After shifting the lemurs into their indoor enclosure Sunday, Aug. 4, primate keepers noticed that Flare appeared to be experiencing a focal seizure-like episode with temporary loss of awareness and motor skills. Her muscles seemed to tense, she lost her balance and her head was tilting to one side. These behaviors seemed to come on suddenly and intermittently, and keepers became concerned that she would lose her balance while climbing on the perching in her enclosure and inadvertently injure herself. Veterinary staff responded and transported Flare to the Zoo’s veterinary hospital, where they could observe her in the Intensive Care Unit in a space free from climbing structures.
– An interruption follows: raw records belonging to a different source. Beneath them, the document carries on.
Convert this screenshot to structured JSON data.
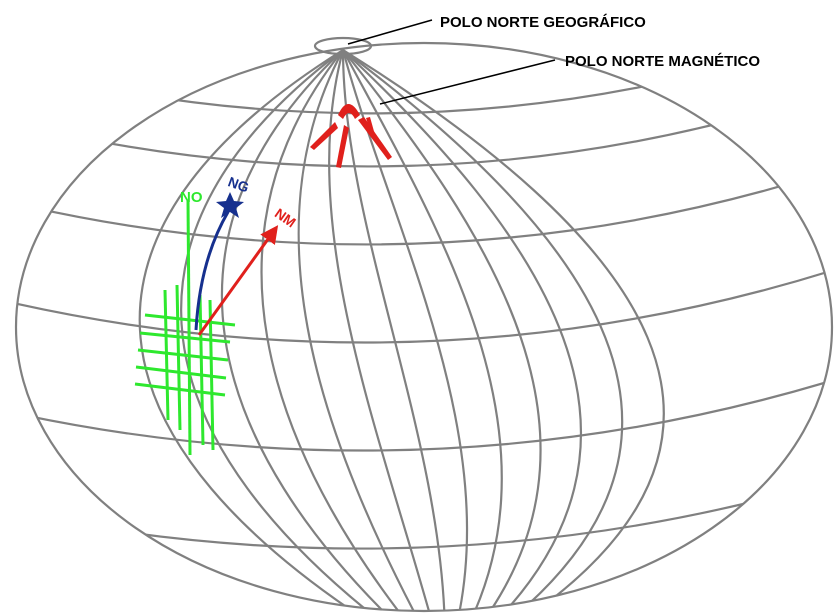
{
  "labels": {
    "geographic_pole": "POLO NORTE GEOGRÁFICO",
    "magnetic_pole": "POLO NORTE MAGNÉTICO",
    "north_grid": "NO",
    "north_geographic": "NG",
    "north_magnetic": "NM"
  }
}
Upon Flare’s arrival, veterinarians administered supportive care, including fluids and anti-inflammatory medications, and monitored her overnight without incident. The morning of Monday, Aug. 5, veterinarians anesthetized Flare and performed a full physical examination with radiographs, an ultrasound and blood work. The exam revealed evidence of early stages of kidney disease and cataracts in both eyes, but did not uncover the underlying reason for the behaviors she was displaying. Veterinarians surmised it was a neurological episode related to a brain condition. Following recovery from anesthesia, Flare returned to Lemur Island and reintegrated with her companions. The morning of Tuesday, Aug. 6, keepers observed Flare once again experiencing transient loss of awareness and motor skills. Due to Flare’s poor prognosis and declining quality of life, animal care staff made the decision to humanely euthanize her.
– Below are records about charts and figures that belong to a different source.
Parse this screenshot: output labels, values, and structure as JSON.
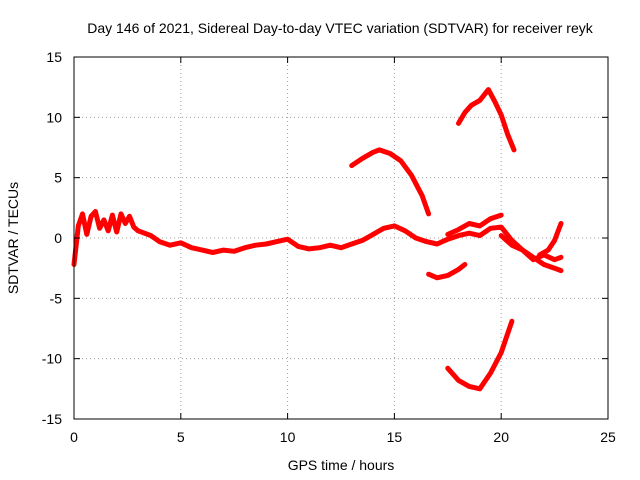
{
  "chart_data": {
    "type": "line",
    "title": "Day 146 of 2021, Sidereal Day-to-day VTEC variation (SDTVAR) for receiver reyk",
    "xlabel": "GPS time / hours",
    "ylabel": "SDTVAR / TECUs",
    "xlim": [
      0,
      25
    ],
    "ylim": [
      -15,
      15
    ],
    "xticks": [
      0,
      5,
      10,
      15,
      20,
      25
    ],
    "yticks": [
      -15,
      -10,
      -5,
      0,
      5,
      10,
      15
    ],
    "xtick_labels": [
      "0",
      "5",
      "10",
      "15",
      "20",
      "25"
    ],
    "ytick_labels": [
      "-15",
      "-10",
      "-5",
      "0",
      "5",
      "10",
      "15"
    ],
    "grid": true,
    "color": "#ff0000",
    "series": [
      {
        "name": "main-trace",
        "x": [
          0,
          0.2,
          0.4,
          0.6,
          0.8,
          1,
          1.2,
          1.4,
          1.6,
          1.8,
          2,
          2.2,
          2.4,
          2.6,
          2.8,
          3,
          3.3,
          3.6,
          4,
          4.5,
          5,
          5.5,
          6,
          6.5,
          7,
          7.5,
          8,
          8.5,
          9,
          9.5,
          10,
          10.5,
          11,
          11.5,
          12,
          12.5,
          13,
          13.5,
          14,
          14.5,
          15,
          15.5,
          16,
          16.5,
          17,
          17.5,
          18,
          18.5,
          19,
          19.5,
          20,
          20.5,
          21,
          21.5,
          22,
          22.5,
          22.8
        ],
        "y": [
          -2.2,
          1,
          2,
          0.3,
          1.8,
          2.2,
          0.8,
          1.5,
          0.6,
          1.9,
          0.5,
          2,
          1.2,
          1.8,
          0.9,
          0.6,
          0.4,
          0.2,
          -0.3,
          -0.6,
          -0.4,
          -0.8,
          -1.0,
          -1.2,
          -1.0,
          -1.1,
          -0.8,
          -0.6,
          -0.5,
          -0.3,
          -0.1,
          -0.7,
          -0.9,
          -0.8,
          -0.6,
          -0.8,
          -0.5,
          -0.2,
          0.3,
          0.8,
          1.0,
          0.6,
          0.0,
          -0.3,
          -0.5,
          -0.1,
          0.2,
          0.4,
          0.2,
          0.8,
          0.9,
          -0.2,
          -1.0,
          -1.8,
          -1.4,
          -1.8,
          -1.6
        ]
      },
      {
        "name": "upper-mid-trace",
        "x": [
          17.5,
          18,
          18.5,
          19,
          19.5,
          20
        ],
        "y": [
          0.3,
          0.7,
          1.2,
          1.0,
          1.6,
          1.9
        ]
      },
      {
        "name": "lower-mid-trace",
        "x": [
          20,
          20.5,
          21,
          21.5,
          22,
          22.5,
          22.8
        ],
        "y": [
          0.2,
          -0.6,
          -1.0,
          -1.6,
          -2.2,
          -2.5,
          -2.7
        ]
      },
      {
        "name": "right-rise-trace",
        "x": [
          21.8,
          22.2,
          22.5,
          22.8
        ],
        "y": [
          -1.4,
          -1.0,
          -0.2,
          1.2
        ]
      },
      {
        "name": "arc-upper",
        "x": [
          13,
          13.5,
          14,
          14.3,
          14.8,
          15.3,
          15.8,
          16.3,
          16.6
        ],
        "y": [
          6.0,
          6.6,
          7.1,
          7.3,
          7.0,
          6.4,
          5.2,
          3.5,
          2.0
        ]
      },
      {
        "name": "arc-top",
        "x": [
          18,
          18.3,
          18.6,
          19,
          19.4,
          19.7,
          20,
          20.3,
          20.6
        ],
        "y": [
          9.5,
          10.4,
          11.0,
          11.4,
          12.3,
          11.3,
          10.2,
          8.6,
          7.3
        ]
      },
      {
        "name": "low-segment",
        "x": [
          16.6,
          17,
          17.5,
          18,
          18.3
        ],
        "y": [
          -3.0,
          -3.3,
          -3.1,
          -2.6,
          -2.2
        ]
      },
      {
        "name": "arc-bottom",
        "x": [
          17.5,
          18,
          18.5,
          19,
          19.5,
          20,
          20.5
        ],
        "y": [
          -10.8,
          -11.8,
          -12.3,
          -12.5,
          -11.2,
          -9.5,
          -6.9
        ]
      }
    ]
  }
}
Flare was born March 19, 1986, at the Duke Lemur Center in North Carolina. While there, she contributed five offspring—and two grand-offspring—to her species’ survival. In September 2001, she arrived at the Smithsonian’s National Zoo following a recommendation by the Association of Zoos and Aquariums’ (AZA) Species Survival Plan for red-fronted lemurs. Although Flare did not breed during her residence in Washington, D.C., she served as a wonderful ambassador for her species, teaching Zoo staff and visitors about the behavior and social nature of lemurs.
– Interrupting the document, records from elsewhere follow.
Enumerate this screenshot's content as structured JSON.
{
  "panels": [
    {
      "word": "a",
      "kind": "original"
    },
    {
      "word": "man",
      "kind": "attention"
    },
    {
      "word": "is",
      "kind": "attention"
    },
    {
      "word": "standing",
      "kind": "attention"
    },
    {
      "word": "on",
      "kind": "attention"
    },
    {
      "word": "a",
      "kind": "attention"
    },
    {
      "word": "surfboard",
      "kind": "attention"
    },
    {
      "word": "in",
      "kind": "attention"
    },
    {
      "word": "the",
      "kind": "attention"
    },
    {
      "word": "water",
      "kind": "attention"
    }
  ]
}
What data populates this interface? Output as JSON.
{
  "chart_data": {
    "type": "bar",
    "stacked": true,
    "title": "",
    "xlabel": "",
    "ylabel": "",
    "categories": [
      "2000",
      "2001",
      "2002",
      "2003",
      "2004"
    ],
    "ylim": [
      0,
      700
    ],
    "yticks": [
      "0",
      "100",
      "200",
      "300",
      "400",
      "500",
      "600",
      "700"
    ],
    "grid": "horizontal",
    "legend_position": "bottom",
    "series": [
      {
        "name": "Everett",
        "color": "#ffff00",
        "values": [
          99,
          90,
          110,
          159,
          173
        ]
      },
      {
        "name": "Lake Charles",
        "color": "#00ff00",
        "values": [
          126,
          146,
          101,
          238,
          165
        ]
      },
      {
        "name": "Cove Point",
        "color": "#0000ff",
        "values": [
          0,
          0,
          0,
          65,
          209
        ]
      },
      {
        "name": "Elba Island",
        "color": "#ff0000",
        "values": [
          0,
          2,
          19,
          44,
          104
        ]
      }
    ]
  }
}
Native to the deciduous forests of Madagascar, red-fronted lemurs are considered near-threatened by the International Union for Conservation of Nature due to habitat loss and hunting. The red-fronted lemur—also known as the red-fronted brown lemur—is one of seven subspecies of brown lemur. Males range in color from gray to gray-brown, while females have reddish-brown fur. Only 11 red-fronted lemurs remain in North American zoos accredited by the AZA. Although Flare is the last of her species exhibited at the Zoo, visitors can see two male black-and-white ruffed lemurs—Aloke and Wiley—and four male ring-tailed lemurs—Tom Petty, Bowie, Southside Johnny and Birch—at the Lemur Island habitat. Four red-ruffed lemurs—a female named Molly and males Coronado, Cortez and Jude—reside at the Small Mammal House.